Different compute capabilities have different SM architectures.
How many SMs in GPU?
How does each SM look like?
How does each core look like
How many FP, INT, SFU cores?
SFU: for special math functions e.g. $\sin$, $\cos$, $\sqrt$ etc.
Each core only do FP or only do INT operations?
Your FP cores are single precision (32b) or double (64b)?
The cores in an SM share:
Common L1 cache
Texture memory
Warp scheduler
What is CUDA
Compute Unified Device Architecture (CUDA): is a general purpose programming model.
Simple C extensions
With mature software stack (high/low level access)
Launches batch threads
Load/store memory model
ISA that divides instructions into memory access (load/store) and ALU operations
CRCW: Concurrent read concurrent write
C $\rightarrow$ CUDA text intermediate representation (PTX) $\rightarrow$ device specific code (CUBIN)
CUDA C Runtime:
Minimal set of C language extensions
Kernels are C functions in src code
Built on CUDA driver API
CUDA driver API:
Low-level C API to load compiled kernels
Inspect parameters and launch
CUDA linkers
cudart (runtime library)
cuda (core library)
Definitions
Kernel: Function running on device
Older device: one kernel is executed sequentially
Modern device: kernels can run async
Host: CPU
Device: GPU
Thread: thread of execution on an SM
little creation overhead
instant switching
thread id
Block: All threads are organized in groups called blocks.

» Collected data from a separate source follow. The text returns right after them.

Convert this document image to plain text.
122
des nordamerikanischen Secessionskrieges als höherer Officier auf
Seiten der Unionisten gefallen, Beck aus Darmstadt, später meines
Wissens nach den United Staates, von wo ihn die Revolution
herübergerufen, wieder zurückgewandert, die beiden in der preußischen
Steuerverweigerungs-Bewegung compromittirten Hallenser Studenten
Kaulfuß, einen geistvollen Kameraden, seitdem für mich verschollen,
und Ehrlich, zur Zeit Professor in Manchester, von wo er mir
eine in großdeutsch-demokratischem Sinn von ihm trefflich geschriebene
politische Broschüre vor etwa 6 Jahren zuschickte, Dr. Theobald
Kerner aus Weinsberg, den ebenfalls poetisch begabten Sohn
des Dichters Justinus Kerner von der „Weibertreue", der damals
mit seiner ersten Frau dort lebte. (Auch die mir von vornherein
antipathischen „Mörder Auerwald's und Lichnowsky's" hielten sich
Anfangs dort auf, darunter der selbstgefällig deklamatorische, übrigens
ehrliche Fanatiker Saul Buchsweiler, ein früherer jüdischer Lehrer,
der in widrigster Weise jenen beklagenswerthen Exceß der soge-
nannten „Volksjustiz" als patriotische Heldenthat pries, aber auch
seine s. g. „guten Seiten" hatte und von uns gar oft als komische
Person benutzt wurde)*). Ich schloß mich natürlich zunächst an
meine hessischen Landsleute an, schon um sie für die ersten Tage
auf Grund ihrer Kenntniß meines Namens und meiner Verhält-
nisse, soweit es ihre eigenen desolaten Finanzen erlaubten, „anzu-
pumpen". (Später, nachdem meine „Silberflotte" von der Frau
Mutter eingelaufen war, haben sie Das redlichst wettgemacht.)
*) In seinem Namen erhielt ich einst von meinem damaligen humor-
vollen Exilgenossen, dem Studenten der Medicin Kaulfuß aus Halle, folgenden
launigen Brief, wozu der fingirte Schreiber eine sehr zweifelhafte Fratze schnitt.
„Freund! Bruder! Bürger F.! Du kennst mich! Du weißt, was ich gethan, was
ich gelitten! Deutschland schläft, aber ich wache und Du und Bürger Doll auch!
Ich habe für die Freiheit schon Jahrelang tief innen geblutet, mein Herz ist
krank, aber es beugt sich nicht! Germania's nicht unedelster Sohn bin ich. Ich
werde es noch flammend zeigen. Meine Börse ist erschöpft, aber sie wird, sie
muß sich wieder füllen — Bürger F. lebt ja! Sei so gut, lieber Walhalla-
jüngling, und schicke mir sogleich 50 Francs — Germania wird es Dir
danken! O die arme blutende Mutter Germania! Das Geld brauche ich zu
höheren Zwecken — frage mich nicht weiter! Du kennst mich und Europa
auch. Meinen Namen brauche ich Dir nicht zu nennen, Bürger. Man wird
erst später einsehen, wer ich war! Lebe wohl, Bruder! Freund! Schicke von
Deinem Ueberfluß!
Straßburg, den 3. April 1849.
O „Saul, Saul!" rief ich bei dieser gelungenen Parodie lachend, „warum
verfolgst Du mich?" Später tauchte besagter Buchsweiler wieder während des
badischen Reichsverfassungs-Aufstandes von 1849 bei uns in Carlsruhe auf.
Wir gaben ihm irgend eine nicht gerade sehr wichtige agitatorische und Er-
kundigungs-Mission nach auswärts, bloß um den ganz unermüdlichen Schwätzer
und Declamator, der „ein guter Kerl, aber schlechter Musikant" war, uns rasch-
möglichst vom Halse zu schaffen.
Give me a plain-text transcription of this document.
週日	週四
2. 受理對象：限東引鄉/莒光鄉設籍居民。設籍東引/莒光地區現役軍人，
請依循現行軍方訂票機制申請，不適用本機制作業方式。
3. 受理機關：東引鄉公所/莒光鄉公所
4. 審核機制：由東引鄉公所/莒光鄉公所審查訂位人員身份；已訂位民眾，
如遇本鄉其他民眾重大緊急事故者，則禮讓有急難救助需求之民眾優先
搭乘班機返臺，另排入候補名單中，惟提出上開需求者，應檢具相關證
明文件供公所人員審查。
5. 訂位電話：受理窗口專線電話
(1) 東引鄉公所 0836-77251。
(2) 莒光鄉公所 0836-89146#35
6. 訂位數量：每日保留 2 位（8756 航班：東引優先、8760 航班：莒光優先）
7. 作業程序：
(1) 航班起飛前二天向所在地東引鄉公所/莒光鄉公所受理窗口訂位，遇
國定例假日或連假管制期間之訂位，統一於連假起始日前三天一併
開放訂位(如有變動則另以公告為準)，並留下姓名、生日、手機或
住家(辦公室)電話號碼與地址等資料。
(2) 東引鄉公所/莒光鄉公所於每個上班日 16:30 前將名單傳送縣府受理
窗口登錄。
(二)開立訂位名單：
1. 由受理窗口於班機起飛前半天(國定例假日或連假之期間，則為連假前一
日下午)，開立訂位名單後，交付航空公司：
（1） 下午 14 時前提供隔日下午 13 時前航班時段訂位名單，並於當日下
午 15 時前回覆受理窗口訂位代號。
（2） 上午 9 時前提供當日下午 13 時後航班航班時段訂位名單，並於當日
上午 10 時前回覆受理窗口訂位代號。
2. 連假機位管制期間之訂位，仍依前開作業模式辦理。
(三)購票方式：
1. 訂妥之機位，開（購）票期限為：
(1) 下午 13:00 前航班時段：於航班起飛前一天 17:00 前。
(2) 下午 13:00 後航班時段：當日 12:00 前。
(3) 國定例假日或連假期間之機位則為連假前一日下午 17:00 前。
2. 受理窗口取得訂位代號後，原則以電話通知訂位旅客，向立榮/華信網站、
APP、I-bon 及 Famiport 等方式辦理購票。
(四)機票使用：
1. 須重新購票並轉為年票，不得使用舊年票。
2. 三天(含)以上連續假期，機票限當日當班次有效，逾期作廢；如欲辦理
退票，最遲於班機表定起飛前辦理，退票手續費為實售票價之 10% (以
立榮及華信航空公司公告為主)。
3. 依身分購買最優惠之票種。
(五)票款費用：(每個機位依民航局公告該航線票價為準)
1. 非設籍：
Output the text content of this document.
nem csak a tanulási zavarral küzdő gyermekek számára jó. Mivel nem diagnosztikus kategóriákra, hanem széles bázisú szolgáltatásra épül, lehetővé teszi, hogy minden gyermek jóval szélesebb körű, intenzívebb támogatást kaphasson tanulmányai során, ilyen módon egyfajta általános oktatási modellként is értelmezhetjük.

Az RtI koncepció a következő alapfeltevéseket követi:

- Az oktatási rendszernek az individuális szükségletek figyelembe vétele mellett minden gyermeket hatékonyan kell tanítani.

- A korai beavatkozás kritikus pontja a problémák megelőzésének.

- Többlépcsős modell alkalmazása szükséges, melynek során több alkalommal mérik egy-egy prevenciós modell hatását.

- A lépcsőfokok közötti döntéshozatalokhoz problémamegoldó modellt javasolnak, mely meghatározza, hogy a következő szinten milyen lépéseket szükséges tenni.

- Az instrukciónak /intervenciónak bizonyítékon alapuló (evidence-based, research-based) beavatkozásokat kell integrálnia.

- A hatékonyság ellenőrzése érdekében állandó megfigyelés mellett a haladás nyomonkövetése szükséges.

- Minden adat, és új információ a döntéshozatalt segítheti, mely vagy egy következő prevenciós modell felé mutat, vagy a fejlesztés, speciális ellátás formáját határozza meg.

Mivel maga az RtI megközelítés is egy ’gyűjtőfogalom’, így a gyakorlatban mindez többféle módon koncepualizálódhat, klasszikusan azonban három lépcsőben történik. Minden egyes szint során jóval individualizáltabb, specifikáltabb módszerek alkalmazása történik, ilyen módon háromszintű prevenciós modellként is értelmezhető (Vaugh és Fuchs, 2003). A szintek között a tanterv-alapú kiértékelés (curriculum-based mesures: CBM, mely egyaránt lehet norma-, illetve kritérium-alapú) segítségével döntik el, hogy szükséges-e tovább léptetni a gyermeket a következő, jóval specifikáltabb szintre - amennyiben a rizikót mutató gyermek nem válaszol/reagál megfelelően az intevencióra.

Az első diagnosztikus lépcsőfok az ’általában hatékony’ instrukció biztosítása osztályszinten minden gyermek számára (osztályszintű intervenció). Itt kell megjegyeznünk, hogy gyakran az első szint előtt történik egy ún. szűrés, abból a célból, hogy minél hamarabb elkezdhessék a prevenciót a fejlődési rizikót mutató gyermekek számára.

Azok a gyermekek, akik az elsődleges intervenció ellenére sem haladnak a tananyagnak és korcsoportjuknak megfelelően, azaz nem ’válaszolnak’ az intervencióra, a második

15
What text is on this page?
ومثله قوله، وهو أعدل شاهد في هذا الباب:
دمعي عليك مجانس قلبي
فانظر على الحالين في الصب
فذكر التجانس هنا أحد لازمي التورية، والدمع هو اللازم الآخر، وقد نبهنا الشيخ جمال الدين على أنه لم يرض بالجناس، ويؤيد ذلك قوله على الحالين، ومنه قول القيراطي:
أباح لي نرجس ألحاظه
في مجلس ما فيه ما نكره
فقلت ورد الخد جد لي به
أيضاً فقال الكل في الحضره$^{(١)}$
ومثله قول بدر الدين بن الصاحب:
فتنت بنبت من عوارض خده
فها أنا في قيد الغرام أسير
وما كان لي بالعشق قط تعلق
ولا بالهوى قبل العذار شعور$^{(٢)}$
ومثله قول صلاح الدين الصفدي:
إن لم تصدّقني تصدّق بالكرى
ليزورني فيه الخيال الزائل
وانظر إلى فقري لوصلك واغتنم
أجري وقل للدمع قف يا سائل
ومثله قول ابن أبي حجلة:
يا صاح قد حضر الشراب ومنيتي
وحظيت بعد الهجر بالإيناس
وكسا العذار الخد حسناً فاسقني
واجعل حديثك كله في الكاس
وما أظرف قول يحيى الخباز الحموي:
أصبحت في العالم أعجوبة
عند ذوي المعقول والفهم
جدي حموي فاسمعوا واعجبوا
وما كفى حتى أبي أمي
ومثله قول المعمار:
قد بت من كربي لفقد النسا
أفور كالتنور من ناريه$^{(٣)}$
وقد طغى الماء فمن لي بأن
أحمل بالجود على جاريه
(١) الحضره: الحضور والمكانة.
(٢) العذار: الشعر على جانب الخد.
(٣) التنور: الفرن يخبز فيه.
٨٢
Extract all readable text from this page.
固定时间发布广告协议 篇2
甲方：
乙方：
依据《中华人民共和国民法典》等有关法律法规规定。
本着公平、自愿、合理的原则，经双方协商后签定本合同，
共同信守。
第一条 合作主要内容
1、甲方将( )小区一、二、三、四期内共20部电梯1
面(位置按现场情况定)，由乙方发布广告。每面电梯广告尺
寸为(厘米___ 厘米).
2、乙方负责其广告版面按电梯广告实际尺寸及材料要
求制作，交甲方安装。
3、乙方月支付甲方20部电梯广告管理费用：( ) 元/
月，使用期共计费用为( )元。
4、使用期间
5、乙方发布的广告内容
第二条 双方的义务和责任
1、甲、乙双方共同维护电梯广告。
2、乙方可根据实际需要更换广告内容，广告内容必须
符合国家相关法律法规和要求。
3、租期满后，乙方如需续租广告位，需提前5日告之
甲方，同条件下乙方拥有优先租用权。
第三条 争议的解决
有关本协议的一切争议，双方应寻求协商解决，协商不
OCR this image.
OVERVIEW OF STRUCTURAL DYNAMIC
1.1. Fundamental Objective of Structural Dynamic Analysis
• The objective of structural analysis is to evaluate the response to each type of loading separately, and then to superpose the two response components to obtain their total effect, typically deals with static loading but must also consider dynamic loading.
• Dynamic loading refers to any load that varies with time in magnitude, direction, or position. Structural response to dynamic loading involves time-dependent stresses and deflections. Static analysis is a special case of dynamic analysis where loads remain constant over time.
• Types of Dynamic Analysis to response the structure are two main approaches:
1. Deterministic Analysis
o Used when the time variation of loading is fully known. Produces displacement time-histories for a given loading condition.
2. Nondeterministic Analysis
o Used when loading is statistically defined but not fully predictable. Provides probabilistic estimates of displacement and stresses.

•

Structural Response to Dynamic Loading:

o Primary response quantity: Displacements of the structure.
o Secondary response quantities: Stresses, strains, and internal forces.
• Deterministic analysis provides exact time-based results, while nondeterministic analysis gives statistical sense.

One kernel is executed by a grid of thread blocks (note this config is virtual).
Threads in a block cooperate via
Shared memory
Atomic operations
Barrier sync
Programs can thus scale transparently to any number of processors.
Threads beyond a block cannot cooperate.
Transparent scalability: HW is free to schedule threads to any processor at any time.
Kernel scales across any number of parallel multiprocessors
Several blocks can reside concurrently on an SM.
But running too many kernels on one SM will cause kernel to get stuck.
SM resources also limited
Register file
Shared memory
Thread mapping and architecture
SIMT (Single instruction multiple thread) execution model
SM creates/manages/schedules/executes threads in warps
Warp: Group of 32 parallel threads.
Start together at the same program address
But have individual program counter/register states
Block –> warps always same way
Hence block size should always be in multiples of 32.
Memory model
On-chip device memory (on the SM):
Registers
Shared memory
Const/Tex caches (aggressively cached) via L1 cache
Off-chip device memory:
Local
array variables
Global
Constant memory
Uniform access readonly
Texture memory
Spatially coherent random-access readonly data
Filtering, address clamp and wrapping
Global Memory
Coalesced access to global memory: threads in a warp (set of 32 threads) coalesced into a number of transactions.
number of transactions = number of 32-byte transactions required to service all threads of that warp.
$k$th thread accesses the $k$th word.
Strides: If thread’s global memory accesses with a stride of $k>1$ words within a warp, reduced efficiency/bandwidth
Stride of 2 words: 50% load store efficiency/bandwidth
Shared Memory
Higher bandwidth + lower latency than local/global
Equal sized memory modules (banks)
Each bank can service one address per cycle simultaneously
Bank conflict: 2 addresses trying to address the same bank in the same cycle
needs to be serialized
Each bank has 32-bit bandwidth per clock cycle (transfer 32-bits)
successive 32-bit words are assigned to successive banks.